Drupal Installation: Turn off register_globals on 1&1 Hosting

Update: If you’re having other trouble with your 1&1 Drupal setup, such as the “500 Server Error” or problems with clean URLs, try this post on Drupal.org:
http://drupal.org/node/232773

Thank you, thank you, thank you! This was bugging the hell out of me, and the link from the Drupal installer is less than helpful for sorting the register_globals issue out:

I run a couple of Drupal sites on 1and1 for historical reasons (3 years free). A while ago, I dutifully upgraded them to Drupal 5.7. And was surprised to find that PHP’s register_globals was enabled.

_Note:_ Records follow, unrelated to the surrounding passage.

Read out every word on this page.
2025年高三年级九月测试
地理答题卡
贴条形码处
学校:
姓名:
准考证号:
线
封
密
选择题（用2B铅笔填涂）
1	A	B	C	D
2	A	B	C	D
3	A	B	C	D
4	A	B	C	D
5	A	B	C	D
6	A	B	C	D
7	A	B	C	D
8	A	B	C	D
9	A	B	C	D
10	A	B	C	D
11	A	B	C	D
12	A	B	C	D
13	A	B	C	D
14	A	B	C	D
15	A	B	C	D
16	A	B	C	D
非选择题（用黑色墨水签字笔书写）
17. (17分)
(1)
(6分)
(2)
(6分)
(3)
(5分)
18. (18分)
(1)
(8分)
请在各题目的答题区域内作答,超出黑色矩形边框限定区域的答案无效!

All this time, I’ve been running with a .htaccess file which explicitly disabled that setting — if 1and1’s Apache was running mod_php only, it turns out. Apparently, such PHP settings in .htaccess files don’t do anything if running PHP in CGI mode.

Since Drupal 5.7 warns you if register_globals is enabled, it became glaringly obvious that they were. Not a happy situation at all. Drupal is coded intelligently and securely in general, but register_globals is inherently a security risk. It should never be enabled. But worse, in many versions of PHP, there is a bug which allows even more exploits to be used when register_globals is enabled. This bug has been fixed in recent versions of PHP, but hosting companies like 1and1 are notorious for not upgrading their PHP, MySQL, etc. versions.

(via Making 1and1 More Secure | Web node for Chris Johnson, Drupal developer.)

For reference, the site above suggests to create a .htaccess file at the root of your hosting directory (~/) and add the following line to it:

AddType x-mapp-php5 .php

This helps with MediaWiki as well, but MediaWiki does have a workaround that auto-forwards the .php file to it’s corresponding .php5 file if it detects that it is running under php4.